Eu que digo. Mesmo, não era só capim áspero, ou planta peluda como um gambá morto, o cabeça-de-frade pintarroxa, um mandacaru que assustava. Ou o xiquexique espinharol, cobrejando com suas lagartonas, aquilo que, em chuvas, de flor dói em branco. Ou cacto preto, cacto azul, bicho luís-cacheiro.

Ah, não.
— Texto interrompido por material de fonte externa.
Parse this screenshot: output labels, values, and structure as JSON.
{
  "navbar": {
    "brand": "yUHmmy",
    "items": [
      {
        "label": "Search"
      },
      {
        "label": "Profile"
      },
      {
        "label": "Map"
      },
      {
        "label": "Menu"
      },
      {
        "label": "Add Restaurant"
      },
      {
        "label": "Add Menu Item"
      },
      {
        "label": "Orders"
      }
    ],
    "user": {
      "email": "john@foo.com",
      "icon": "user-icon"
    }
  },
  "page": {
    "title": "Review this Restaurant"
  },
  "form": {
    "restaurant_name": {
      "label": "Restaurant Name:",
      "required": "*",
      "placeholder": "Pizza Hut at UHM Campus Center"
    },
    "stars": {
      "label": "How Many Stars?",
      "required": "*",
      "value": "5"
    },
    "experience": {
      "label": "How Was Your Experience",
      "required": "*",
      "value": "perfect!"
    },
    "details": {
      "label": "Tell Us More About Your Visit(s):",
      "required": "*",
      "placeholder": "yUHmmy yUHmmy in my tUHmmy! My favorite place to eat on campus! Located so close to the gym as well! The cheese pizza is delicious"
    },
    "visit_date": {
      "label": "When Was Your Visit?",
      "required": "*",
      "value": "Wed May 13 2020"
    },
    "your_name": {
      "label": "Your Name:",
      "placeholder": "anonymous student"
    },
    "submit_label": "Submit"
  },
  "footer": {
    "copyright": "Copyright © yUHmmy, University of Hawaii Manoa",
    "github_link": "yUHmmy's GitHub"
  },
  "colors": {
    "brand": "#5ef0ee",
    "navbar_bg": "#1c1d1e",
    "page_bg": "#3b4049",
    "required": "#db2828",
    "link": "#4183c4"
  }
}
Cavalos iam pisando no quipá, que até rebaixado, esgarço no chão, e começavam as folhagens – que eram urtigão e assa-peixe, e o neves, mas depois a tinta-dos-gentios de flor belazul, que é o anil-trepador, e até essas sertaneja-assim e a maria-zipe, amarelas, pespingue de orvalhosas, e a sinhazinha, muito melindrosa flor, que também guarda muito orvalho, orvalho pesa tanto: parece que as folhas vão murchar. E erva-curraleira... E a quixabeira que dava quixabas.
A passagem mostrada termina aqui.